Segundo informações divulgadas pelo Bnews, o contrato, firmado em maio deste ano por R$ 78,2 milhões e válido até abril de 2026, foi rescindido unilateralmente em 30 de julho. No dia seguinte, um consórcio formado por Jardiplan, Biancar e MA Engenharia assumiu a gestão das rodovias, por R$ 55,6 milhões.
Segundo relatório técnico do DNIT, a Melo Corrêa apresentou atestados emitidos pela ViaBahia confirmando serviços de guincho, inspeção de tráfego e operação de centro de controle.
Posteriormente, a própria concessionária retificou os documentos, negando que a empresa tivesse executado as atividades citadas. Para o órgão federal, a inconsistência inviabilizou a manutenção do contrato.
A construtora reagiu e ingressou com mandado de segurança na 16ª Vara Federal Cível, pedindo a suspensão da rescisão. Alegou que havia apresentado atestados técnicos e uma Certidão de Acervo Técnico registrada no CREA-BA, validada pelo DNIT antes da assinatura.
A Justiça, porém, negou a liminar, entendendo que os indícios de vício na habilitação eram suficientes para justificar a medida administrativa.
Sem sucesso na primeira instância, a empresa recorreu ao Tribunal de Contas da União (TCU), pedindo a reversão da decisão. O processo ainda aguarda julgamento.

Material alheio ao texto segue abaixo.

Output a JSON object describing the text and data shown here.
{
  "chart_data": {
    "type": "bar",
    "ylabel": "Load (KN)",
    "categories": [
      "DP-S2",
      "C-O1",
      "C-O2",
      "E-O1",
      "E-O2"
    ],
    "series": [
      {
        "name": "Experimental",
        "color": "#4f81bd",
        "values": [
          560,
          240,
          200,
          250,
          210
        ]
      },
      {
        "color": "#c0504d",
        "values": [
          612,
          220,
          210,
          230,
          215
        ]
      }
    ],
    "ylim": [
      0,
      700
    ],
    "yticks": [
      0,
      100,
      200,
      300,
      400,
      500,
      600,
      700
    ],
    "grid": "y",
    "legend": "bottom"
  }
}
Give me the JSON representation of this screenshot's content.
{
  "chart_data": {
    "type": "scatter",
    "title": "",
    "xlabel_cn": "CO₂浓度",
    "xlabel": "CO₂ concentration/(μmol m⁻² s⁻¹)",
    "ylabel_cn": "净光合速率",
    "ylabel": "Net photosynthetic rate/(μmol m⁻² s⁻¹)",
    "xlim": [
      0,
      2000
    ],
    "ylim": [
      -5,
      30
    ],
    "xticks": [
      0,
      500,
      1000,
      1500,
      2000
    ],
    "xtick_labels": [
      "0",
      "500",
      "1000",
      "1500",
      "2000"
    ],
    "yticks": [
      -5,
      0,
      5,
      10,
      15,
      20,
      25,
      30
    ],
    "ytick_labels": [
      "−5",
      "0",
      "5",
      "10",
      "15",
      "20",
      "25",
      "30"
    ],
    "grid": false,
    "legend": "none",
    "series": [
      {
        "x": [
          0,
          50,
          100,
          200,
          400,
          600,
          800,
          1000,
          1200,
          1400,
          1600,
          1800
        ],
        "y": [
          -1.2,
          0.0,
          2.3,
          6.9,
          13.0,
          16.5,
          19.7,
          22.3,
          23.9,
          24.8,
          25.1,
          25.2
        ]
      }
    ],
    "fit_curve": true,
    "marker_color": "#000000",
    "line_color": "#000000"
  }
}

A saída da Melo Corrêa provocou interrupção de serviços como guincho e atendimento emergencial nas rodovias, segundo a própria companhia. A empresa afirma ter mobilizado 351 trabalhadores, frota de veículos e infraestrutura tecnológica, incluindo sistemas de monitoramento, antes da ruptura do contrato.
Enquanto a disputa segue no TCU, o consórcio Jardiplan, Biancar e MA Engenharia é responsável pela manutenção dos trechos entre Salvador e Feira de Santana (BR-324) e entre Feira e a divisa com Minas Gerais (BR-116), até que seja definida a nova concessão definitiva.